Cette menace qui pèse sur les débiteurs sera atténuée. Le ministère de la justice a proposé un amendement
de l’article 40 du code de procédure pénale, qui légitime l’action du juge. Ainsi, un paragraphe a été ajouté
pour exclure les personnes condamnées à des amendes pécuniaires ou débiteurs d’obligation contractuelles
de la possibilité d’incarcération par le ministère public, sauf si le débiteur fait l’objet d’autres poursuites. Le
texte propose un délai de dix jours pour que la personne puisse assainir sa situation financière, ou produire un
«certificat d’indigence». Délivré après enquête par les autorités locales, ce certificat a pour but de prouver
que son possesseur est dans une situation financière précaire.

Les émetteurs de chèques sans provision ne sont pas concernés

En totale contradiction avec le Pacte international relatif aux droits civils et politiques de 1966 ratifié par le
Maroc en 1979, la contrainte par corps est une épée de Damoclès sur la tête des débiteurs de bonne foi. Sans
distinction entre ceux qui ne veulent pas payer et ceux qui ne le peuvent pas. «Le droit marocain a permis
l’incarcération de débiteurs défaillants, pour la plupart des petits débiteurs insolvables», souligne le groupe
parlementaire du PJD qui défendra le vote du texte à la Chambre des conseillers. Et d’ajouter que «le gage du
créancier est constitué des biens de son débiteur et non sa personne.

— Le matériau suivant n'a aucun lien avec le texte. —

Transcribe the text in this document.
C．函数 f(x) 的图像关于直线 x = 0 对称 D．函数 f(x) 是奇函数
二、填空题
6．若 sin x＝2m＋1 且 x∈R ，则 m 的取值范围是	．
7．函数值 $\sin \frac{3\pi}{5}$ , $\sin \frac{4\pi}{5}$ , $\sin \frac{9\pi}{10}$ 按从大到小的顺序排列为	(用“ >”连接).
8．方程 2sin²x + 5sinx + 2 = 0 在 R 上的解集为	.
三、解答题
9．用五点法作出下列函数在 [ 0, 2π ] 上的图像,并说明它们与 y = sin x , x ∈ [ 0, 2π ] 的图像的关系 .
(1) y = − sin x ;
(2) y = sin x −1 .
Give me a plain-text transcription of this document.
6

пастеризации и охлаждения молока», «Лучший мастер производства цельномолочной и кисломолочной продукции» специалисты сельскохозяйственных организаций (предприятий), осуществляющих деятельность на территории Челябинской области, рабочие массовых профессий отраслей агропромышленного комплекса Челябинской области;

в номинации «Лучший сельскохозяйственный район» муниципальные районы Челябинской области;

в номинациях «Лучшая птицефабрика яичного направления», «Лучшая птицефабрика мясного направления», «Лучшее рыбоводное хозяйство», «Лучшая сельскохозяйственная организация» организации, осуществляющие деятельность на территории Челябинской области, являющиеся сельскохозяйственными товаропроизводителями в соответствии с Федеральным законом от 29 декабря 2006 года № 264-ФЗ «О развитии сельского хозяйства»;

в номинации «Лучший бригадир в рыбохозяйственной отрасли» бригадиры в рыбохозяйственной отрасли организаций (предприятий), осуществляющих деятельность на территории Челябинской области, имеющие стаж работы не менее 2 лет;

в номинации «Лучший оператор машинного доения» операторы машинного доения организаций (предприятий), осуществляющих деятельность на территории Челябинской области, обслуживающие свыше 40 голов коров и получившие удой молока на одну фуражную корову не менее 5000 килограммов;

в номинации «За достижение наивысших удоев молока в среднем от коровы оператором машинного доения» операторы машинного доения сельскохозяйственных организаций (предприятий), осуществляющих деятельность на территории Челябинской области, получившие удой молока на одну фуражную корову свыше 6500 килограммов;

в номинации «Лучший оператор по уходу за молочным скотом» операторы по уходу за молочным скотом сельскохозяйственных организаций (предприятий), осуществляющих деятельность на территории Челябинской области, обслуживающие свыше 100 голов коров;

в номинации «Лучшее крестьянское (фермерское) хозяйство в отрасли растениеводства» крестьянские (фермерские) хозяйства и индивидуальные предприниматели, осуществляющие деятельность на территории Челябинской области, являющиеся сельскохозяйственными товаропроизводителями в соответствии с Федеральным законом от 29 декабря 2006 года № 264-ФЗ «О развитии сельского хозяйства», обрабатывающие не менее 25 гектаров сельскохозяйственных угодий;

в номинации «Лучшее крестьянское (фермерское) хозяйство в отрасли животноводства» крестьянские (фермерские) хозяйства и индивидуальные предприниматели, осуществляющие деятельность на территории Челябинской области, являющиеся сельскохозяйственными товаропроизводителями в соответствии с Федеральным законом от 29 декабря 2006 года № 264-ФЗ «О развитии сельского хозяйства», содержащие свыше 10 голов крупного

L’histoire de l’obligation est celle de sa
dépersonnalisation progressive, puisque l’obligation est aujourd’hui davantage un rapport entre patrimoines
qu’un rapport entre personnes».

Seulement, la note de présentation du texte est claire: le chèque sans-provision étant un délit, il ne peut faire
l’objet d’une levée de contrainte par corps. Si le terme utilisé par le projet de texte est celui «d’engagements
financiers», cela comprend les engagements contractuels, de nature civile ou commerciale. Crédit bancaire,
droit au bail, non-paiement d’un fournisseur… «Toutes les opérations de nature civile et commerciale sont
concernées», indique l’équipe parlementaire de la majorité.

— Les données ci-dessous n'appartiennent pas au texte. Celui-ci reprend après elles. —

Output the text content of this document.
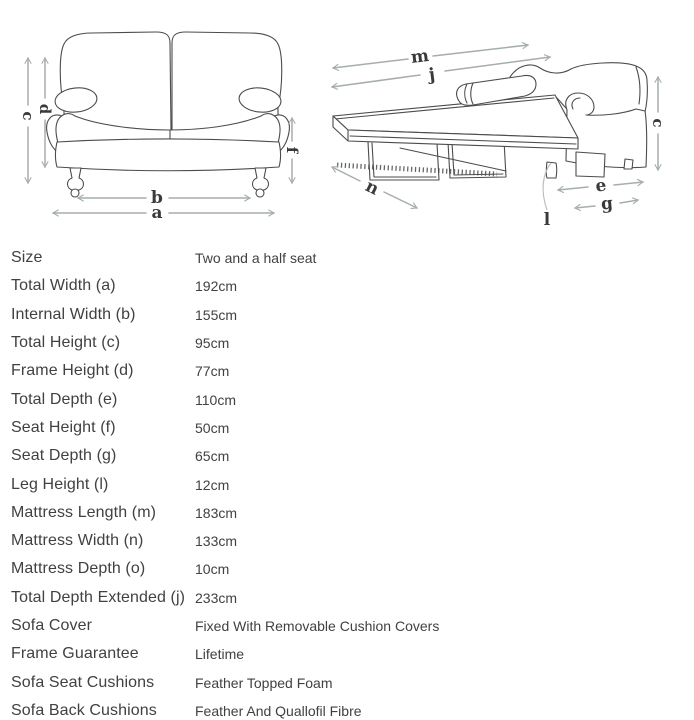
c
d
f
b
a
m
j
n	e
g
c
l
Size	Two and a half seat
Total Width (a)	192cm
Internal Width (b)	155cm
Total Height (c)	95cm
Frame Height (d)	77cm
Total Depth (e)	110cm
Seat Height (f)	50cm
Seat Depth (g)	65cm
Leg Height (l)	12cm
Mattress Length (m)	183cm
Mattress Width (n)	133cm
Mattress Depth (o)	10cm
Total Depth Extended (j) 233cm
Sofa Cover	Fixed With Removable Cushion Covers
Frame Guarantee	Lifetime
Sofa Seat Cushions	Feather Topped Foam
Sofa Back Cushions	Feather And Quallofil Fibre
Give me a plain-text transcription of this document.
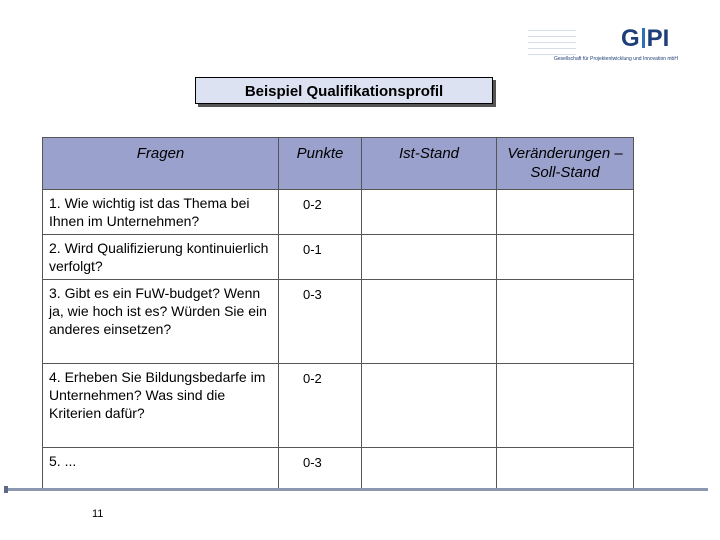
G PI
Gesellschaft für Projektentwicklung und Innovation mbH
Beispiel Qualifikationsprofil
Fragen	Punkte	Ist-Stand	Veränderungen – Soll-Stand
1. Wie wichtig ist das Thema bei Ihnen im Unternehmen?	0-2		
2. Wird Qualifizierung kontinuierlich verfolgt?	0-1		
3. Gibt es ein FuW-budget? Wenn ja, wie hoch ist es? Würden Sie ein anderes einsetzen?	0-3		
4. Erheben Sie Bildungsbedarfe im Unternehmen? Was sind die Kriterien dafür?	0-2		
5. ...	0-3		
11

Pour rappel, l’abolition de la contrainte par corps a été initiée en avril 2003, lorsque le ministre de la justice de
l’époque, Mohamed Bouzoubaâ avait adressé aux procureurs généraux près des tribunaux une circulaire
relative à l’application de la contrainte par corps pour les dettes civiles. Il y insistait sur la nécessité
d’appliquer les dispositions de la convention internationale pour les débiteurs insolvables contraints pour
non-paiement de dettes contractuelles. Mais en pratique, il n’en fut rien, et les tribunaux continuent de
condamner à la prison des débiteurs insolvables.